Saturday, May 10, 2014

Triangle theorems

Most of the theorems about triangles that I read about date from antiquity.  For instance, Euclid's Elements contains many propositions such as
  • The sum of the length of two sides of a triangle is larger than the length of the third side.
  • An isosceles triangle has the two angles at the base equal to each other.
  • Pythagoras Theorem
An interesting theorem is Heron's formula (probably known in Archimedes' time) for the area $A$ of a triangle with sides of lengths a, b,c:
\[ A = \sqrt{s(s-a)(s-b)(s-c)}\]
where $s$ is the semiperimeter defined as $s = \frac{1}{2}(a+b+c)$.  This theorem allows you to calculate the area of a triangle using solely the lengths of the 3 sides.  A similar theorem was discovered by the Chinese independently from the Greeks.

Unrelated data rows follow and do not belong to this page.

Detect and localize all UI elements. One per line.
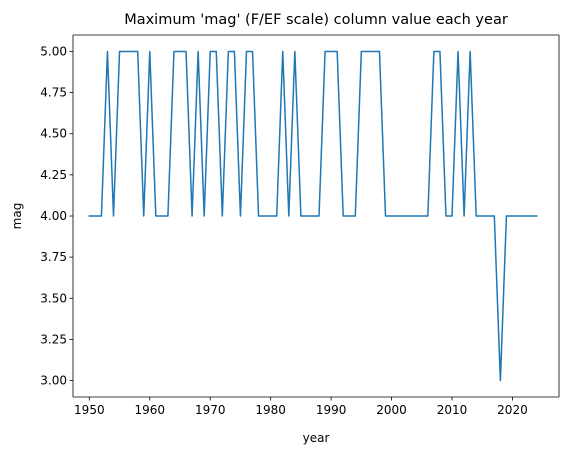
y-tick-label: 3.50 <box>40 291 67 305</box>
y-tick-label: 4.00 <box>40 209 67 223</box>
x-tick-label: 2010 <box>437 403 468 417</box>
series-line-0 <box>88 50 538 382</box>
x-tick-label: 2000 <box>376 403 407 417</box>
chart-title: Maximum 'mag' (F/EF scale) column value … <box>124 12 508 28</box>
x-axis-label: year <box>303 431 330 445</box>
x-tick-label: 1960 <box>134 403 165 417</box>
y-axis-label: mag <box>10 203 24 230</box>
y-tick-label: 4.75 <box>40 86 67 100</box>
y-tick-label: 4.25 <box>40 168 67 182</box>
y-tick-label: 3.00 <box>40 374 67 388</box>
x-tick-label: 2020 <box>497 403 528 417</box>
y-tick-label: 3.75 <box>40 250 67 264</box>
x-tick-label: 1970 <box>195 403 226 417</box>
y-tick-label: 5.00 <box>40 44 67 58</box>
y-tick-label: 3.25 <box>40 332 67 346</box>
x-tick-label: 1950 <box>74 403 105 417</box>
x-tick-label: 1990 <box>316 403 347 417</box>
plot-area: 1950 1960 1970 1980 1990 2000 2010 2020 3.00 3.25… <box>40 34 560 417</box>
y-tick-label: 4.50 <box>40 127 67 141</box>
x-tick-label: 1980 <box>255 403 286 417</box>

Of more recent vintage is Routh's theorem, published in 1896, that describes the ratio between a triangle and another triangle generated via the intersection of 3 cevians.

I was pleasantly surprised to hear about 2 new theorems about triangles that have been proved only relatively recently.

  1. Conway's little theorem (1976): A triangle is equilateral if and only if the ratio between the length of any 2 sides is rational and the ratio between any 2 angles is rational.
  2. Grieser and Maronna 2013: Up to congruence, a triangle is determined uniquely by its area, perimeter and the sum of the reciprocals of its angles. 
  • J. Conway, "A Characterization of the Equilateral Triangles and Some Consequences," The Mathematical Intelligencer, 20 March 2014.
  • D. Grieser and S. Maronna, "Hearing the Shape of a Triangle," Notices of AMS, vol. 60, no. 11, pp. 1440-1447, 2013.